Church planting takes resources. It takes a lot of resources. And it takes a variety of resources, including spiritual, financial, emotional, and human resources. Sometimes these resources spring up out of nowhere. Sometimes they take a bold, courageous ask. Sometimes they are just waiting to be given if the ask is made. You can’t control the resources that God provides out of his abundance without your prompting, but you can get better at asking for resources. You can get better at using your asking voice because, as my friend Dr. Jo Anne Lyon says, “You never know when your voice is going to work!” Here are three often overlooked questions to help you prepare for making requests for resources.
1. Who are you asking?
When I was a child, I would trade hockey cards. When evaluating a trade, you didn’t just have to know your hockey cards, you had to know your trading partner. Some kids would want to undo their trades the next day. Some would waste your time by never deciding on a trade. Others would never let a trade go and always talked about how their cards turned out better or how they really did you a favor making a trade. When making bold requests, you must know the person you’re asking. Is this going to be a gift or is it going to be a purchased voucher to be exchanged for the ministry equivalent of prizes and goods down the road, which might prove even more costly than the initial purchase? Beyond the wisdom of knowing the character of who are you asking, you can also know how they are inclined to give. Because church planting takes different resources, it takes different kinds of generosity. Does the person have prayer, the gift of encouragement, a flexible schedule?
2. What are your needs? What are your wants? What are your wishes?
Do you know what you need? I mean, the things that you cannot do without, the resources without which there is no church plant. Some people want to support needs; to know that their support was vital. Do you need people to move to a city with you? Do you need money for rent for a “zero year”? Do you need a place to meet? Do you need seed money? Know your needs.
Do you know what you want? Other people want their resources to be icing on the cake. They don’t give what’s needed, they give what’s wanted. If you don’t have a cake, then you don’t need the icing. But if you know your cake and how it’s coming together, then they are ready to top it up. Know your wants.
Do you know what would amaze you? Finally, do you know what you would only dream about getting? Do you know what resources would blow your mind? Would you be amazed if someone uprooted their family and moved to a city with you? Would you be amazed if someone quit their paying job to be an unpaid worker in the plant? Would you be amazed if someone gave you a 5-year commitment in fasting and prayer?
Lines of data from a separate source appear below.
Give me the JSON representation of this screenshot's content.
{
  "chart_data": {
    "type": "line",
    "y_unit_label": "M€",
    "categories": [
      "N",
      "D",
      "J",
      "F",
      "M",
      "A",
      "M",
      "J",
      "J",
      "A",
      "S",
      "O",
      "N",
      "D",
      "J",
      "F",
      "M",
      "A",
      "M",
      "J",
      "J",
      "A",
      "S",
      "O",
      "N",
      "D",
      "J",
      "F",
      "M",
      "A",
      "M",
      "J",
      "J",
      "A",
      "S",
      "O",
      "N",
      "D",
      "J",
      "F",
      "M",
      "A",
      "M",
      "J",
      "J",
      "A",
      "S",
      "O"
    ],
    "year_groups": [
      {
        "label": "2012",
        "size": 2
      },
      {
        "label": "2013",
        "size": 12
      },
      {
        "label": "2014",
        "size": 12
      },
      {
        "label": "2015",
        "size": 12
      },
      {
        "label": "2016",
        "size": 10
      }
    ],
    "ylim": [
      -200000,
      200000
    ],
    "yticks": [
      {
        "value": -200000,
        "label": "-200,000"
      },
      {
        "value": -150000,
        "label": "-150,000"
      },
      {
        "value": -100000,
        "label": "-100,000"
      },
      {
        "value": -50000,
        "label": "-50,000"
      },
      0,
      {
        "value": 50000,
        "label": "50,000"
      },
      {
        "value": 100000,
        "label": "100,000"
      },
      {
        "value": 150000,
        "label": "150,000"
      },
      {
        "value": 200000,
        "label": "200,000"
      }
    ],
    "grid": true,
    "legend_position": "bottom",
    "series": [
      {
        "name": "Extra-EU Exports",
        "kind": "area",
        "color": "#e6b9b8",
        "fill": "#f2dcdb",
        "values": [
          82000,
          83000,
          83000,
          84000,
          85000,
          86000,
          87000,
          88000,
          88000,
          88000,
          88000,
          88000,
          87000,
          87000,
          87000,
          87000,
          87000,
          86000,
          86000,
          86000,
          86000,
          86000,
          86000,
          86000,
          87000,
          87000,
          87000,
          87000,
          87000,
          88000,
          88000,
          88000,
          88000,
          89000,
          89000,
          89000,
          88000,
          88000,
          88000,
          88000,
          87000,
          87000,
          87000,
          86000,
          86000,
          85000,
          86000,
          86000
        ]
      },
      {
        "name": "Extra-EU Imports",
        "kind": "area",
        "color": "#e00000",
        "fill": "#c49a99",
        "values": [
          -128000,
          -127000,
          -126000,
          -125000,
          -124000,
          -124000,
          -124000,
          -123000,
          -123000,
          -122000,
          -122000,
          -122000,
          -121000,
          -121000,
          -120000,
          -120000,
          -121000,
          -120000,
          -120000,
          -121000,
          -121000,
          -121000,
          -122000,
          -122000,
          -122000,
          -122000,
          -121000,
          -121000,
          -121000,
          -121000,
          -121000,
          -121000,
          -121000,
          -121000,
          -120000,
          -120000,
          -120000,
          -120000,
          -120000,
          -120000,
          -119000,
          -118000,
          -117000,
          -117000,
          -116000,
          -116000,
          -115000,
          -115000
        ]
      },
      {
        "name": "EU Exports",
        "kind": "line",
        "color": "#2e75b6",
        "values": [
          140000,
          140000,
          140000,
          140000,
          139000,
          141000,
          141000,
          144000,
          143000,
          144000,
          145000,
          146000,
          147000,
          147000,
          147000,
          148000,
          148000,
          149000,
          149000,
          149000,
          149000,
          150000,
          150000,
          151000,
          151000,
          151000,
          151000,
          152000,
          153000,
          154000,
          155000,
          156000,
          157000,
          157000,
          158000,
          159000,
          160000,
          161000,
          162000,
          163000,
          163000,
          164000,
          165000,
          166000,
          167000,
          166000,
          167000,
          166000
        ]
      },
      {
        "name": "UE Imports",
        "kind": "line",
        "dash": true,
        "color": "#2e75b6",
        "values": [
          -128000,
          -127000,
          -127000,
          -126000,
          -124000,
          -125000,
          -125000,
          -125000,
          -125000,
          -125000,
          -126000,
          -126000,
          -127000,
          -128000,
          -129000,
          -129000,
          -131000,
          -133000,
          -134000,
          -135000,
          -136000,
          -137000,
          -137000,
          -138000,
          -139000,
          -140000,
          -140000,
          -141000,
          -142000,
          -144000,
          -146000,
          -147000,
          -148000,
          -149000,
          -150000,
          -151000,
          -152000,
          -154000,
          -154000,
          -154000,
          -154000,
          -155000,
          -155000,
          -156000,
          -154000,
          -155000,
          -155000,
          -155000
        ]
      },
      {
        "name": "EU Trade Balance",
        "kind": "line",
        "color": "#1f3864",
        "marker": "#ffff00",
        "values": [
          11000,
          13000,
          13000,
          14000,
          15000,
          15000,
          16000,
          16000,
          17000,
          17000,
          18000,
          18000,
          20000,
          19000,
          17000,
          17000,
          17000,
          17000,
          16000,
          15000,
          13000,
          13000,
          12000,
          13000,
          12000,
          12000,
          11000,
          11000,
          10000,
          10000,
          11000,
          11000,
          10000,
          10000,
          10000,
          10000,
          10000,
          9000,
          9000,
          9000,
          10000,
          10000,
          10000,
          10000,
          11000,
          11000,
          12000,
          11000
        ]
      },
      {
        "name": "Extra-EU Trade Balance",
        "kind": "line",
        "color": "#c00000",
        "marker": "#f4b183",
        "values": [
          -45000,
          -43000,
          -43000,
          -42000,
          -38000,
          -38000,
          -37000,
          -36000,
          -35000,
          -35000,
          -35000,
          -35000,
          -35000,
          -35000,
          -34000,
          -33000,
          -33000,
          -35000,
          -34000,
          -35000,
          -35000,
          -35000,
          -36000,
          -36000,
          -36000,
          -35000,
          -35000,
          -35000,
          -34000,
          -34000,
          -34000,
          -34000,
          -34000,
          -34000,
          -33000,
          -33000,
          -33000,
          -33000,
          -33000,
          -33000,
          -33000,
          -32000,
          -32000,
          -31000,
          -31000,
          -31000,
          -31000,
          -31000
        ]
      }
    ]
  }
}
Some donors will want to wow you—the Lord has placed you on their heart and they want to be obedient. Know your wishes.
Notice that needs, wants, and wishes are subjective. Different church plants and different church planters have different needs, wants, and wishes, but they must all be clear on which is which so that when the ask is made, it is clear and compelling or when the offer to help is made, it can be readily answered.
3. What is your mid-range budget?
Often generous people have learned to be discerning. People who take prayer seriously do not flippantly say, “I’ll pray for you.” People who take giving their money seriously do not want to waste it. If it is serious for a person to entrust their resources to you, then you need to show you take their resources seriously. One of the best ways to show that you take the donors finances seriously is to have a budget. Dreams don’t need budgets, but plans do. Every plan needs a budget. Most likely you are familiar with the first question of a budget: What will it take to start? But have you considered what it takes to stay? What resources will you need in the third, fourth, fifth year of the plant to make your staying more likely? Will you need spiritual retreats or education conferences? Family vacations with supply preachers and hired musicians? Will you need a FT administrator because details just wear you down? By asking what your needs, wants, and wishes are, you will be able to form a budget in light of mid-range needs that set the plant up for viability because the planter is staying healthy. In many ways, a budget formed by asking, “What will it take to stay?” is a humbling document because it reminds the planter of two things: First, of all the hard work of planting; second, of the fact that the planter cannot be a team of one. The planter is not all-sufficient and planning for insufficiency is not a weakness. It is wisdom. Ask yourself and your confidantes, what will you need to keep going in two, three, or five years? Wise donors will know whether or not you are self-aware and have given critical thought to longevity questions.
What other questions would you add to the list? What are other overlooked questions when seeking resources for church planting?